As figuras que se vêem desdobradas nesse espelho não brilham na escuridão, antes pelo contrário. "Todas as personagens carregam qualquer coisa de escuro. Funcionam como uma espécie de visão de uma pequena parte da condição humana. Cada uma delas transporta um tipo particular de sofrimento, de história de violência. São figuras em queda", explica Vasco Mendonça. Ao nível da escrita vocal, sobretudo na parte central da ópera em que a narrativa é interrompida e as personagens surgem como "uma procissão de sombras", o compositor quis dar uma impressão sonora particular de cada um. "Por exemplo, no caso da Mylia, as linhas vocais ecoam o seu lado espiritual e etéreo e a assertividade de Theodor traduz-se um bocadinho na escrita orquestral feita de cortes radicais", explica. Nalguns momentos, achou ainda oportuno introduzir uma espécie de oráculo: "As personagens em segundo plano formam um coro que pode ser entendido como a voz do mundo e que acaba por ser uma transformação dramática do que é o narrador no livro."

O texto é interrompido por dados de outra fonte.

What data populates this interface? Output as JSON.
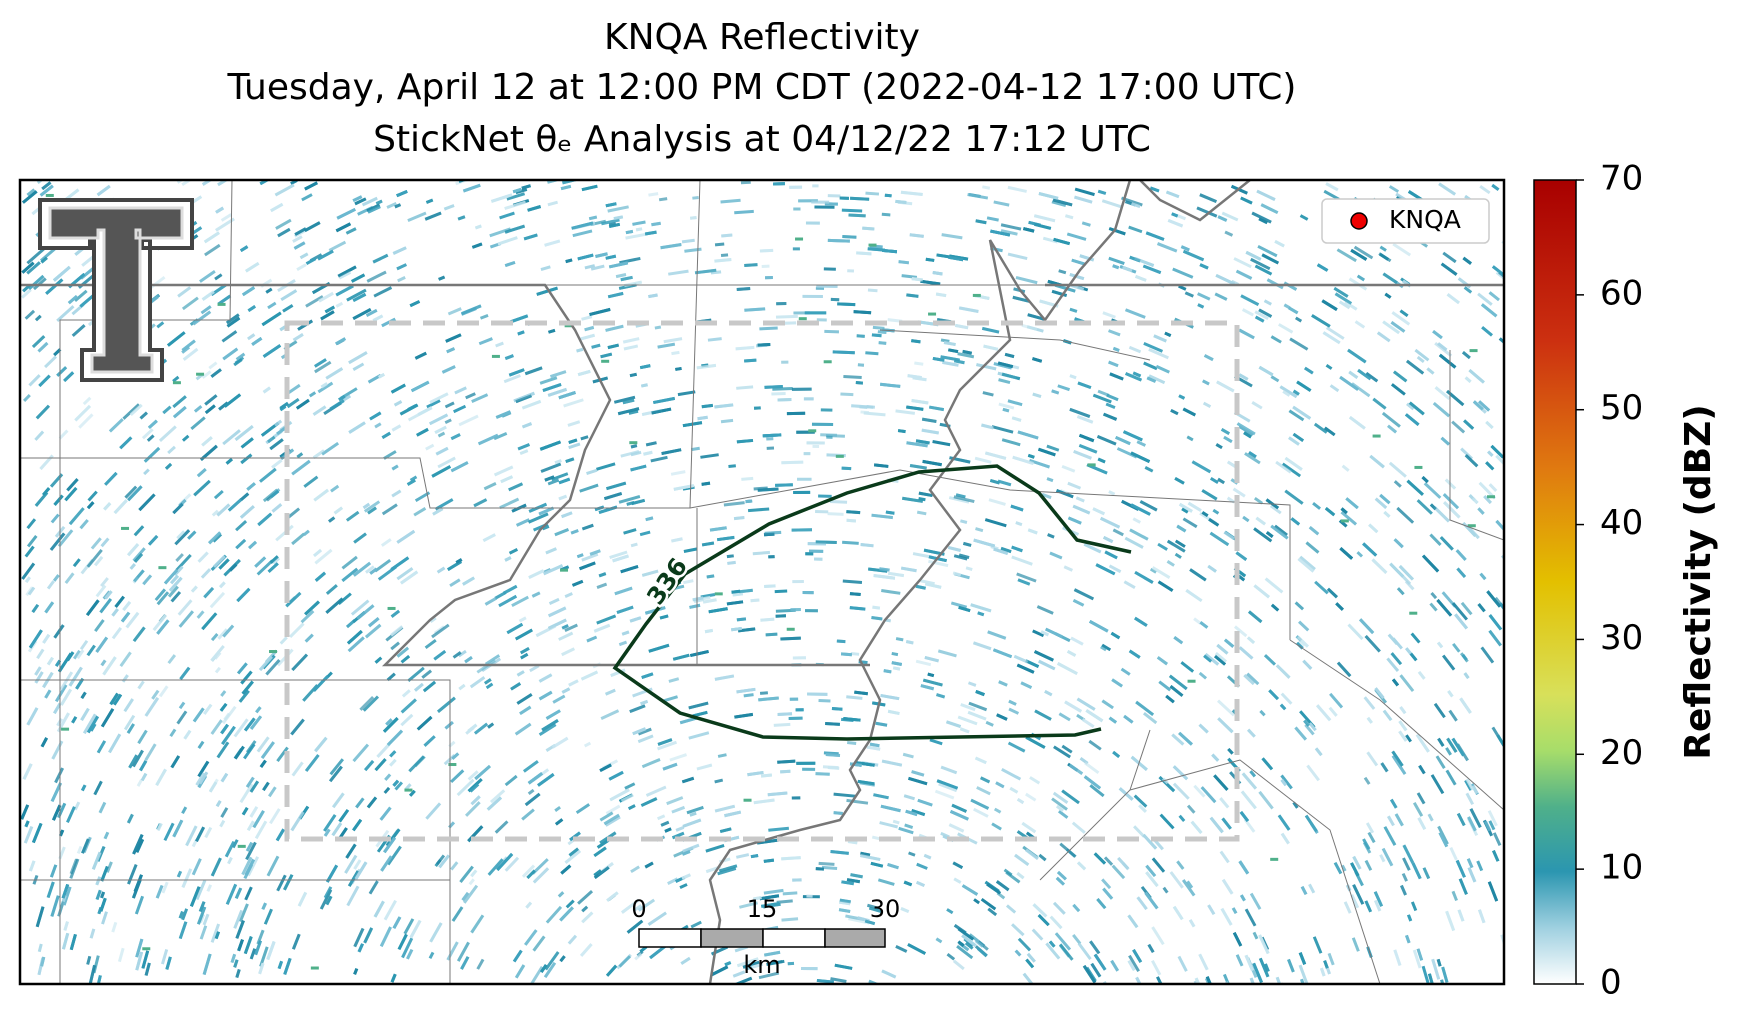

A paixão pelo texto literário tem sempre acompanhado Vasco Mendonça, Actualmente tem um projecto de doutoramento no King's College de Londres, onde trabalha com o compositor George Benjamin em torno do modo como determinados tipos de texto (dramático, narrativo ou poético) podem influenciar a forma de uma peça musical. Formado pela Escola Superior de Música de Lisboa, Mendonça fez depois estudos de aperfeiçoamento na Holanda com Klaas de Vries e tem tido a sua obra interpretada em vários países europeus.

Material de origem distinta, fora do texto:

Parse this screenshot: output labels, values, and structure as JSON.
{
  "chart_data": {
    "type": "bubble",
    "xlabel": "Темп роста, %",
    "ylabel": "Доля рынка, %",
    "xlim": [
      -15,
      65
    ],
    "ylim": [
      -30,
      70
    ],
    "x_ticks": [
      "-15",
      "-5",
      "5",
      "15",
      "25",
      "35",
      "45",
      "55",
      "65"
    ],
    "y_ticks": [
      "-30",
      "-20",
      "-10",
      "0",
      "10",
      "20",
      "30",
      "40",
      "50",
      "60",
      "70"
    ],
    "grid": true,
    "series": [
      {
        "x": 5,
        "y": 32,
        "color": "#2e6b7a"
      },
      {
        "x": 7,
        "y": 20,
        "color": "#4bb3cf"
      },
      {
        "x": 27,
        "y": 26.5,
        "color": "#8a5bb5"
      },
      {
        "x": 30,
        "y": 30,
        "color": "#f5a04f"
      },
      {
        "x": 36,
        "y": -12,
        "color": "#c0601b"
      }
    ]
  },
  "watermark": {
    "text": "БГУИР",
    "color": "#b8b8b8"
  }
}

No plano da linguagem musical "Jerusalém" representa uma continuidade em relação a este percurso, mas o facto de se tratar de uma ópera condicionou a escrita, não tanto pelo peso histórico desta forma de expressão artística mas pela sua natureza teatral. "O mais específico desta peça não é tanto o tipo de material musical e a sua utilização mas o facto de se tratar de uma obra de teatro e música. Não tenho a visão de que é preciso sempre aperfeiçoar qualquer coisa quando criamos. Essa visão unidireccional da história pode ser contraproducente. O que me interessa é encontrar um equilíbrio entre uma abordagem mais sistemática e estruturalista da música e uma certa liberdade. Caso contrário, a música corre o risco de ficar um bocadinho asséptica."